Beston Chambeshi

Personal information
- Date of birth: 4 April 1960 (age 65)
- Height: 1.72 m (5 ft 8 in)
- Position(s): Forward

Senior career*
- Years: Team / Apps / (Gls)
- Nkana

International career
- 1988: Zambia Olympics

Managerial career
- 2012–2013: Power Dynamos
- 2017: Nkana
- 2017–2021: Zambia U20
- 2018: Zambia (interim)
- 2021–2022: Zambia

= Beston Chambeshi =

Zambian footballer and coach (born 1960)

Beston Chambeshi (born 4 April 1960) is a Zambian football coach and former player.

==Playing career==
Chambeshi played club football for Nkana.

He represented Zambia at the 1988 Summer Olympics.

==Coaching career==
Chambeshi coached Zambian club side Power Dynamos from 2012 to 2013. He became manager of the Zambian under-20 team in 2017, and managed them at the 2017 FIFA U-20 World Cup.
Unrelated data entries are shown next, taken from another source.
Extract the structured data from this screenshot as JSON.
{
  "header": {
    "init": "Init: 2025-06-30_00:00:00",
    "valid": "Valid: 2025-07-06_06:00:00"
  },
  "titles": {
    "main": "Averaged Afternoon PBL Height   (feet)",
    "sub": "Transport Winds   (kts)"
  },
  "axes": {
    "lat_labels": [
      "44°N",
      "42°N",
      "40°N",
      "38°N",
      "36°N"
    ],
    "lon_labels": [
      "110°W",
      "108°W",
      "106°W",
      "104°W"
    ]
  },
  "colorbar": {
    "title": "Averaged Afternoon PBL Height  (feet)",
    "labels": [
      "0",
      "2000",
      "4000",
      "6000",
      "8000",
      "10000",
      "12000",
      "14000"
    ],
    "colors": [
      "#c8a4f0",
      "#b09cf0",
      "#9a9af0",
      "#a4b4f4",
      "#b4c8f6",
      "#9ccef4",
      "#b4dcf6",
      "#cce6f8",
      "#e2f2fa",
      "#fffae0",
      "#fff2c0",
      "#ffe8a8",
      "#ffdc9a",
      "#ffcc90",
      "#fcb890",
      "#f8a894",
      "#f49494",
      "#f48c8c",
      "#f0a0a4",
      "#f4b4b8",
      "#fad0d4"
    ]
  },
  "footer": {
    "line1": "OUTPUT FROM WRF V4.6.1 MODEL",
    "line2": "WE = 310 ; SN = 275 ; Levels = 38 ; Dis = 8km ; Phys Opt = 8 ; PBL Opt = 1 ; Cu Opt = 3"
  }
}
He combined his role with that of club side Nkana, and he won the 2017 FAZ Coach of the Year Award.

In May 2018, following the resignation of Wedson Nyirenda, he was appointed interim manager of the Zambian senior team. He was replaced by Belgian manager Sven Vandenbroeck in July 2018.

In July 2021, Chambeshi was appointed manager of Zambia, replacing Milutin Sredojević.